Funzione masticatoria a parte, per la maggioranza del campione – soprattutto le donne, i soggetti più scolarizzati e under 54 – anche la componente estetica ha notevole rilevanza. In presenza di elementi dentari sani ma brutti, infatti, secondo il 55% degli interpellati è sempre necessario intervenire mentre il 18% prenderebbe in considerazione questa ipotesi solo per i denti anteriori.

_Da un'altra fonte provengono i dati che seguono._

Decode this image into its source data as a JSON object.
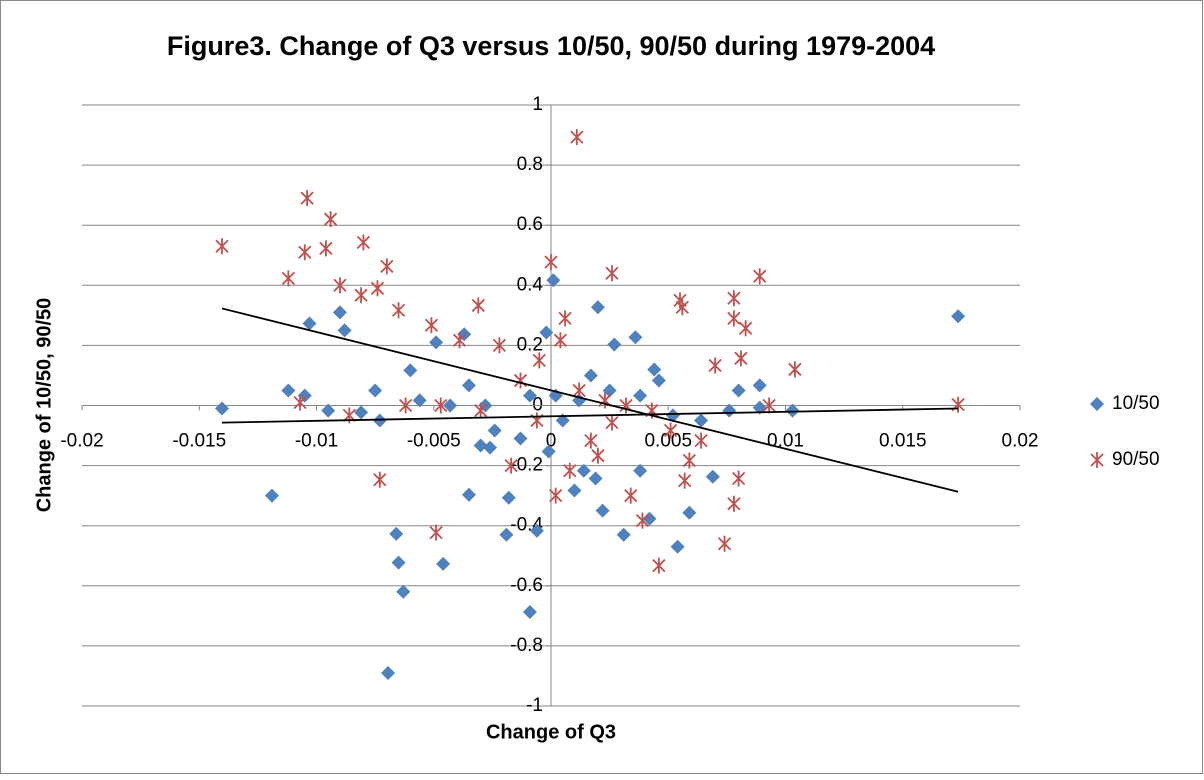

Infine, secondo la ricerca Doxa, le protesi più diffuse tra chi ha scelto di rimpiazzare i denti mancanti sono i ponti (42%) e gli impianti (38%); scheletrati (13%) e dentiere (8%) si riscontrano in particolare negli anziani. La quasi totalità dei pazienti (99%) ha preferito rivolgersi a un professionista in Italia, sfatando così il mito dei viaggi nell’Est Europa per cure low-cost. Il grado di soddisfazione è decisamente elevato, sia per il lavoro del dentista (molto soddisfatti 64%) sia per la soluzione protesica utilizzata (molto soddisfatti 60%), che mediamente dura da 11 anni.
Andrea Peren
Giornalista Italian Dental Journal
1. Weijenberg RA et al. Mastication for the mind-the relationship between mastication and cognition in ageing and dementia. Neurosci Biobehav Rev. 2011 Jan;35(3):483-97.
2. Kubo KY et al. Masticatory function and cognitive function. 2010 Nov;87(3):135-40.
3. Teixeira FB et al. Masticatory deficiency as a risk factor for cognitive dysfunction. Int J Med Sci. 2014 Jan 10;11(2):209-14.
4. Ono Y et al. Occlusion and brain function: mastication as a prevention of cognitive dysfunction. J Oral Rehabil. 2010 Aug;37(8):624-40.
5. Hwang SH et al. Relationship between chewing ability and depressive symptoms. Community Dent Health. 2013 Dec;30(4):254-6.
6. Mummolo S, Ortu E, Necozione S, Monaco A, Marzo G. Relationship between mastication and cognitive function in elderly in L’Aquila. Int J Clin Exp Med. 2014 Apr 15;7(4):1040-6.